Employers in the private sector added 135,000 jobs from April to May, according to payroll giant ADP, which represented an increase over the previous month, but still indicated some softening of the employment picture.

April’s job gains were also revised downward to 113,000 from 119,000.  ADP reported that small businesses added 58,000 jobs in May, including 37,000 in businesses with between one and 19 employees, and 21,000 in businesses with between 20 and 49 employees.

Midsize businesses with between 50 and 499 employees added 39,000 jobs. Large businesses added 39,000 jobs, including 6,000 in businesses with between 500 and 999 employees, and 33,000 jobs in businesses with 1,000 employees or more.

Most of the job gains came in the service-providing sector, which added 138,000 jobs. The goods-producing sector, in contrast, lost 3,000 jobs in May.

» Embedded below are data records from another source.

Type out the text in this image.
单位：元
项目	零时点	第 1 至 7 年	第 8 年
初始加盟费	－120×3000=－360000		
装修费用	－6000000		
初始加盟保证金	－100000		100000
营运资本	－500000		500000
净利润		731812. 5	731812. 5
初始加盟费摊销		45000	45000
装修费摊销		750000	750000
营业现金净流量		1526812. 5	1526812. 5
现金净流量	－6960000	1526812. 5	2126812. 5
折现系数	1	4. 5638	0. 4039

The professional and business services sector, which includes accounting and tax services, added 42,000 jobs in May. The financial activities sector added 7,000 jobs. The combined trade, transportation and utilities sector added 31,000 jobs. The construction sector added 5,000 jobs, but the manufacturing sector lost 6,000 jobs.

“The number was weak, 135K, which was below market expectations for employment growth,” said Mark Zandi, chief economist at Moody’s Analytics, which compiles the monthly employment report with ADP. “It would be a break from some of the stronger data we’ve been getting from the BLS in recent months. If you look at the Bureau of Labor Statistics employment data, monthly payroll employment has been growing roughly 175,000 per month, and that’s been the case over the past couple of years. The ADP number this month and over the past several months would suggest that the rate of job growth is beginning to decelerate. Instead of accelerating, which of course is what everyone would like to see, we are seeing some deceleration in job growth in the spring and going into the summer.”

The weakening job growth may be a result of the tax increases that were part of the fiscal cliff deal at the beginning of the year, and automatic spending cuts from the budget sequester, but Zandi acknowledged that there isn’t “proof positive” of that. There has also been some weakening of employment in the leisure and hospitality industry, as well as the professional services sector, which could be affected by small businesses adjusting their employee headcount as the health care reform law requirements take effect.

The data suggests that job growth is slowing down heading into the summer months. “It’s not like we’re falling off a cliff, but it feels like we’re throttling back a bit,” said Zandi.